The King’s Evil
London, 1667: A body is discovered drowned in a well on Lord Clarendon’s property. Clarendon, a close advisor of King Charles II, has recently fallen from favor, while the Duke of Buckingham’s star rises. James Marwood, clerk to the king’s assistant, is ordered to investigate, and eventually cover up, the murder. The victim is a cousin of James’s acquaintance Cat Lovett, and Cat has her own reasons to hate the man; in fact, Marwood heard Cat swear to kill him before she disappeared on the night of the crime. Despite this James feels Cat is innocent and works to find her and to clear her name, a task that could easily bring him into disfavor with the powerful men he serves. Other complications: the lovely and elusive Lady Quincy, a mysterious child afflicted with scrofula, and the theft of a silver box from Clarendon House.

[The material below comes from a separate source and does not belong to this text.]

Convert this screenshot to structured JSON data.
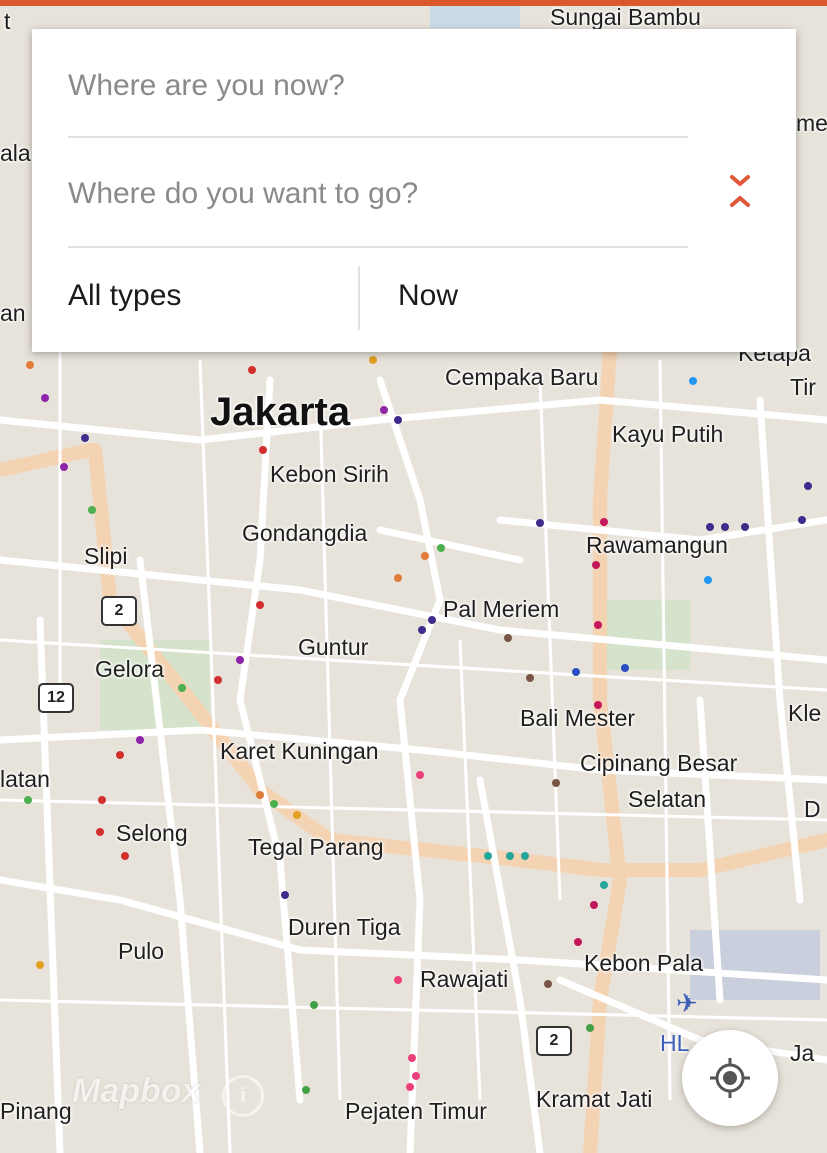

Andrew Taylor writes masterfully, and this book pulls the reader into a vivid recreation of Restoration London. The rich and powerful, as well as the poor who serve them, spring to life. Taylor’s multi-faceted, complex characters sustain the reader’s interest, and so does his riveting plot. Disparate elements come together in the end to create a satisfying and thoroughly convincing read. The King’s Evil works well enough as a standalone. However, readers may well be tempted to seek out the two earlier books in this series for more insight into the main characters, and the pleasure of spending more time in Marwood’s company.
A compelling read, The King’s Evil will undoubtedly appeal to lovers of historical fiction and historical mysteries with some depth, and to those readers who appreciate excellent writing and well-fleshed characters. Highly recommended.